July 15, 2020
As many as 80 percent of ITE students come from low-income families and are receiving bursaries from the government. Kintan Teo is one of them. Her family of four survived on just $800 a month before COVID-19 struck. Her mother, the sole breadwinner, was working as a cleaner.
When Kintan’s mother lost her job in April, the family had to use whatever meagre savings they had to get by. While Kintan’s mother sold baked and cooked food to generate some
income, her earnings were still insufficient to cover their utilities and other bills. Kintan, a Business Studies student at ITE, tried working part-time to supplement the family income but gave it up after a few months. She had to work four to five days a week for up to seven hours daily as a team leader at a chicken wing restaurant.

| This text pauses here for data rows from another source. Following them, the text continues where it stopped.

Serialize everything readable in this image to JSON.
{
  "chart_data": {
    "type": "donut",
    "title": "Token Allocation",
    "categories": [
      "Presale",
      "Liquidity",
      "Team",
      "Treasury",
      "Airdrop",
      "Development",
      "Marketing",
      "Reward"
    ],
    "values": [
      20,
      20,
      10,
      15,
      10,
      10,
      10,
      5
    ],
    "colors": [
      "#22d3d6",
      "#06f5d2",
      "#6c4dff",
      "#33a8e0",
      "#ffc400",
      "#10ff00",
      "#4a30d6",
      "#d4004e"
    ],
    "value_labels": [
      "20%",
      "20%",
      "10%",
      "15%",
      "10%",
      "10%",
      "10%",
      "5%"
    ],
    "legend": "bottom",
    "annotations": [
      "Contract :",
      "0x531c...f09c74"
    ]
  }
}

“The job was physically and emotionally draining. It was difficult for me to work and study at the same time. I didn’t have time to rest as I had to report for work immediately after my lessons and during weekends,” explained Kintan. Left with only five hours of sleep a day, Kintan was constantly tired and found it hard to wake up and stay focused in school. She also didn’t have enough time to do revision and her grades were affected.
Studies Come First
Like Kintan, Passenger Services student Siti Raudhah is struggling to cope with work and studies. Her mother, who works as a cleaner, is the sole breadwinner of her family of five. Since young, Siti has been aware of her family’s financial difficulties. After completing her ‘O’ Levels, she took on part-time jobs in banquet services and retail to supplement her family income.

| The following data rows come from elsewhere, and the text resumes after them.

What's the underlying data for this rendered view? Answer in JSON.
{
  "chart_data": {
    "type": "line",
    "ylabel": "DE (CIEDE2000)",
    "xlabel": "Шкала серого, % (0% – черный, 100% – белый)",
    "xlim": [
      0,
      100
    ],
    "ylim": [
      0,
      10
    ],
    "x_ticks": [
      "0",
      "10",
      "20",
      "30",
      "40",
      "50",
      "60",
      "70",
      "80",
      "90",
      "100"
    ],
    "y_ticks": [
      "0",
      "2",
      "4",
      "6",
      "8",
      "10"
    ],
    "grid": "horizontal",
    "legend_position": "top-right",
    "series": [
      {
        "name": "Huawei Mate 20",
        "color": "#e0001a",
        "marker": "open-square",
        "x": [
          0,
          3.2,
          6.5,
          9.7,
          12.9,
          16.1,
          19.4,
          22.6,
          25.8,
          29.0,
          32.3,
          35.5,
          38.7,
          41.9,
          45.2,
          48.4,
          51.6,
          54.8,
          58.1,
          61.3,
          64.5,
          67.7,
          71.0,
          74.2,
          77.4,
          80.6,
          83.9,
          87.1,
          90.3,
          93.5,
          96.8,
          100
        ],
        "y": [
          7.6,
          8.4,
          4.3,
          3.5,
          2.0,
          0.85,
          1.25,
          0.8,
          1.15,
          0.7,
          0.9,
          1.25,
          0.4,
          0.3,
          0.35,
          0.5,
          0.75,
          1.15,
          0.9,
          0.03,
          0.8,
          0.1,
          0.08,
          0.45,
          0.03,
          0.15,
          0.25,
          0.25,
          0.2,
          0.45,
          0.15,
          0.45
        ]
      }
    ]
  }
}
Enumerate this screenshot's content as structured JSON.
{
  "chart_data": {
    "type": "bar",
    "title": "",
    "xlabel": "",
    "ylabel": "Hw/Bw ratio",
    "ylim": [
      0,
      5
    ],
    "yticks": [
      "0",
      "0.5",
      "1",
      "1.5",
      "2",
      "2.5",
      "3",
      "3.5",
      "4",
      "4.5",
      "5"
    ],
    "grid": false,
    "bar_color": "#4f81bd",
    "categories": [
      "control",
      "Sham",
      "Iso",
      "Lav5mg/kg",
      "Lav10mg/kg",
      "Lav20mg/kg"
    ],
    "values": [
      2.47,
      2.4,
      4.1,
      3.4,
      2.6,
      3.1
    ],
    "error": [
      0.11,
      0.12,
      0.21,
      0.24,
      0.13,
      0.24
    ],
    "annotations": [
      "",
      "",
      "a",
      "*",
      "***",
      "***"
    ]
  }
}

Siti is currently working part-time at a clothing retail store but is clear that her studies always come first. “Working and studying at the same time is tough. As a slow-learner, I took a
break from my part-time job to catch up on my studies before resuming work. This is how I balance my studies and work,” explained Siti.
Help On the Way
More than 1,000 needy students are dependent on ITE for meals when they are in school. During the Circuit Breaker period, the Recess@Home scheme through the Sayang Sayang Fund made it possible for these students to continue receiving meals. More than $650,000 was contributed, enabling students across primary to tertiary levels to have at least one decent meal a day while on home-based learning.

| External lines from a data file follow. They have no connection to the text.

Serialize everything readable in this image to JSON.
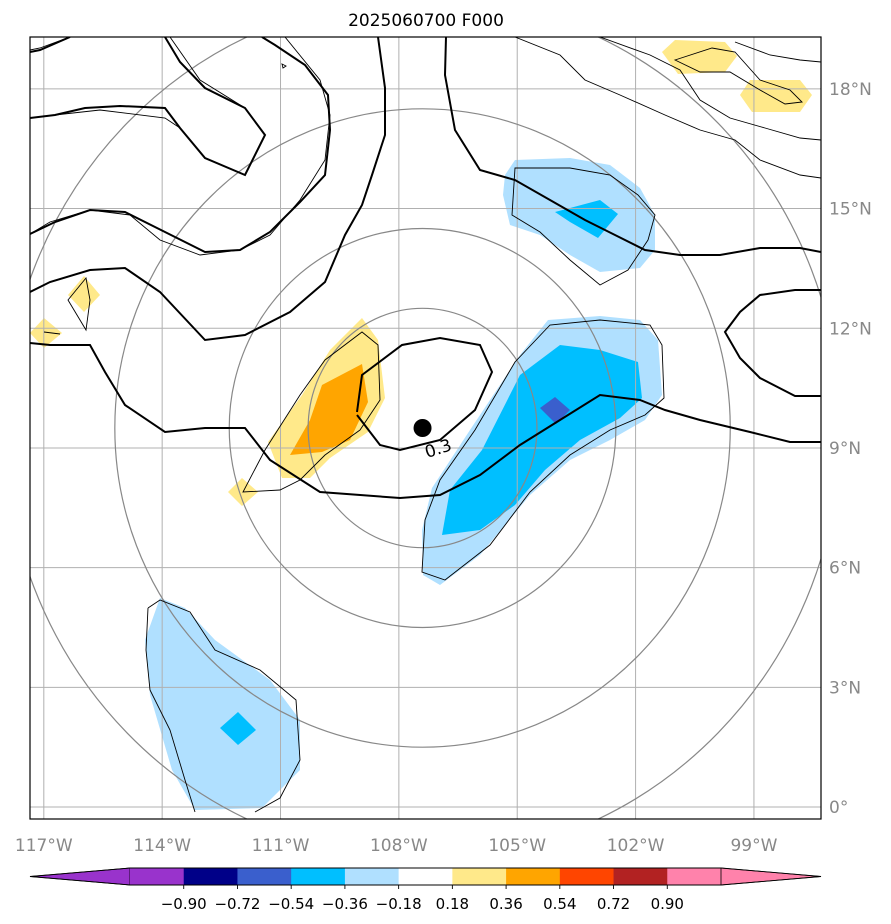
{
  "title": "2025060700 F000",
  "map": {
    "lon_ticks": [
      {
        "value": -117,
        "label": "117°W"
      },
      {
        "value": -114,
        "label": "114°W"
      },
      {
        "value": -111,
        "label": "111°W"
      },
      {
        "value": -108,
        "label": "108°W"
      },
      {
        "value": -105,
        "label": "105°W"
      },
      {
        "value": -102,
        "label": "102°W"
      },
      {
        "value": -99,
        "label": "99°W"
      }
    ],
    "lat_ticks": [
      {
        "value": 0,
        "label": "0°"
      },
      {
        "value": 3,
        "label": "3°N"
      },
      {
        "value": 6,
        "label": "6°N"
      },
      {
        "value": 9,
        "label": "9°N"
      },
      {
        "value": 12,
        "label": "12°N"
      },
      {
        "value": 15,
        "label": "15°N"
      },
      {
        "value": 18,
        "label": "18°N"
      }
    ],
    "extent": {
      "lon_min": -117.35,
      "lon_max": -97.3,
      "lat_min": -0.3,
      "lat_max": 19.3
    },
    "center": {
      "lon": -107.4,
      "lat": 9.5
    },
    "range_rings": [
      {
        "radius_lon": 2.9,
        "radius_lat": 3.0
      },
      {
        "radius_lon": 4.9,
        "radius_lat": 5.0
      },
      {
        "radius_lon": 7.8,
        "radius_lat": 8.0
      },
      {
        "radius_lon": 10.6,
        "radius_lat": 10.8
      }
    ],
    "contour_label": "0.3",
    "colors": {
      "grid": "#b0b0b0",
      "ring": "#888888",
      "contour": "#000000",
      "center_marker": "#000000"
    }
  },
  "colorbar": {
    "ticks": [
      "−0.90",
      "−0.72",
      "−0.54",
      "−0.36",
      "−0.18",
      "0.18",
      "0.36",
      "0.54",
      "0.72",
      "0.90"
    ],
    "bins": [
      {
        "color": "#9933cc"
      },
      {
        "color": "#9933cc"
      },
      {
        "color": "#000088"
      },
      {
        "color": "#3a5fcd"
      },
      {
        "color": "#00bfff"
      },
      {
        "color": "#b0e0ff"
      },
      {
        "color": "#ffffff"
      },
      {
        "color": "#ffe98a"
      },
      {
        "color": "#ffa500"
      },
      {
        "color": "#ff4500"
      },
      {
        "color": "#b22222"
      },
      {
        "color": "#ff82ab"
      },
      {
        "color": "#ff82ab"
      }
    ],
    "extend": "both"
  },
  "fill_colors": {
    "yellow": "#ffe98a",
    "orange": "#ffa500",
    "light_blue": "#b0e0ff",
    "blue": "#00bfff",
    "dark_blue": "#3a5fcd"
  }
}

In addition, some students like Siti receive additional aid under the Special Student Assistance Scheme (SSAS)-Covid, which provides emergency relief for students who are badly affected by the Covid-19 situation. With the help of the $100,000 donation from the Mind The Gap – Knowledge Funds, Siti and others like her have some emergency funds to fall back on to help them tide through this difficult period.
“The additional financial aid has helped my family. My mother is able to buy groceries and I am able to set aside some money for school and other necessities,” said Siti.